Berlin - Downloads aus dem Internet, gebrannte CDs, MP3-Spieler: Die digitalen Medien beschäftigen auch den Gesetzgeber. Nach der Novelle des Urheberrechts vor einem Jahr, die unter anderem das Knacken des Kopierschutzes von CDs untersagt, steht jetzt die zweite Änderung bevor. Nach der Sommerpause wird Justizministerin Brigitte Zypries (SPD) einen Gesetzentwurf vorlegen, der die pauschalen Abgaben auf digitale Geräte neu regelt.
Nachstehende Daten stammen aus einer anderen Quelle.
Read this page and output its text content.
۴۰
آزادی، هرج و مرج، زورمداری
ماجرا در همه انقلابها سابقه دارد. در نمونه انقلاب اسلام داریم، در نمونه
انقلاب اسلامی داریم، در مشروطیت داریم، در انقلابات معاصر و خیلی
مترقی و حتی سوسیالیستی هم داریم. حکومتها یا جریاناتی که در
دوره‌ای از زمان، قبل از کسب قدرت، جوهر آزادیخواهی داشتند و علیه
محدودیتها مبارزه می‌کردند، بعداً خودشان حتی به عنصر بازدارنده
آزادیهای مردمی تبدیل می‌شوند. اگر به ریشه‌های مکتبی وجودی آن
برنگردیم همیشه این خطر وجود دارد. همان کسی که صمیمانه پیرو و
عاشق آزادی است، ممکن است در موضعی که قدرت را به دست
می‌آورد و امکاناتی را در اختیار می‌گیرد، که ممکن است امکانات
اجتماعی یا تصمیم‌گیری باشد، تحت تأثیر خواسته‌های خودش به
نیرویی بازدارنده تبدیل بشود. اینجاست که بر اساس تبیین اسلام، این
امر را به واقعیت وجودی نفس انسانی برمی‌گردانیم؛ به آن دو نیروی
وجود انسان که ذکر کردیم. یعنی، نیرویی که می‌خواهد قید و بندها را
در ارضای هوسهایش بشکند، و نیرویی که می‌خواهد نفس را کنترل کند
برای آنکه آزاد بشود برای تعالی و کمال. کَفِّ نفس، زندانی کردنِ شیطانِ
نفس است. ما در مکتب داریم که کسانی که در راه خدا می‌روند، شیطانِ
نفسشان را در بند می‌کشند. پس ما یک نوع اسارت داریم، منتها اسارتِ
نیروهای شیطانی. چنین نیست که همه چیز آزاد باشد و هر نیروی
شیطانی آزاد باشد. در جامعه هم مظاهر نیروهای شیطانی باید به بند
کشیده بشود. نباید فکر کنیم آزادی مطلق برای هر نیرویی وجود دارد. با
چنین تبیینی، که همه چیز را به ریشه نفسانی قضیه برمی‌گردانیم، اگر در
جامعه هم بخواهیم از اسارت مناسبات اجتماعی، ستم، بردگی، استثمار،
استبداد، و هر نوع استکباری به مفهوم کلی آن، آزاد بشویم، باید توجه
Die Änderung soll sicherstellen, dass die Künstler auch künftig für die Nutzung ihrer Werke entlohnt werden.

Nach den Überlegungen einer Arbeitsgruppe im Justizministerium soll eine Abgabe auf sämtliche Geräte wie MP3-Spieler, Drucker und Computer fällig werden, mit denen Kopien von Musiktiteln gemacht werden können. Bisher werden Pauschalabgaben nur für CD-Brenner, Faxgeräte und Scanner fällig, weil sie ausschließlich den Zweck haben, etwas zu kopieren. Nach Angaben des Justizministeriums bedeute das nicht automatisch höhere Kosten für die Verbraucher: „Es würden zwar mehr Geräte belastet, aber für die einzelnen Geräte müsste jeweils weniger gezahlt werden“, sagte eine Sprecherin. Bisher sei darüber aber noch nicht endgültig entschieden.

Nachteil der Regelung: Es würden auch Geräte belastet, die nicht oder kaum zum Kopieren von Musik genutzt werden. „Gibt es künftig auch für Computer eine Gebühr, werden die Kunden doppelt belastet, weil sie bereits für CD-Brenner, Festplatte oder Drucker zahlen“, kritisiert Alexander Peukert, Urheberrechtsexperte am Münchner Max-Planck-Institut für Geistiges Eigentum. Die Geräteindustrie lehnt die Neuregelung deshalb ab.

Noch weiter geht die Musikindustrie, die wegen des rasanten Anstiegs gebrannter CDs fordert, private Kopien von Musik grundsätzlich zu verbieten. Dass Justizministerin Zypries die Privatkopie grundsätzlich verbieten wird, gilt aber als wenig wahrscheinlich.

Verschärfen will die Bundesregierung offenbar auch die Regelungen zur Nutzung illegaler Musiktauschbörsen im Internet. Neben dem Angebot urheberrechtlich geschützter Dateien soll auch das Herunterladen und das Kopieren von Liedern als Straftat gewertet und verfolgt werden. Bisher ist das nur der Fall, wenn die Musikstücke aus einer „offensichtlich rechtswidrigen“ Quelle stammen.

Was „offensichtlich“ heißt, ist jedoch unklar und müsste in jedem Einzelfall von einem Gericht geklärt werden. Selbst der Phonoverband konzentriert sich bei seiner Jagd auf Raubkopierer bisher auf die Anbieter geschützter Dateien, weil die Rechtslage hier eindeutig ist.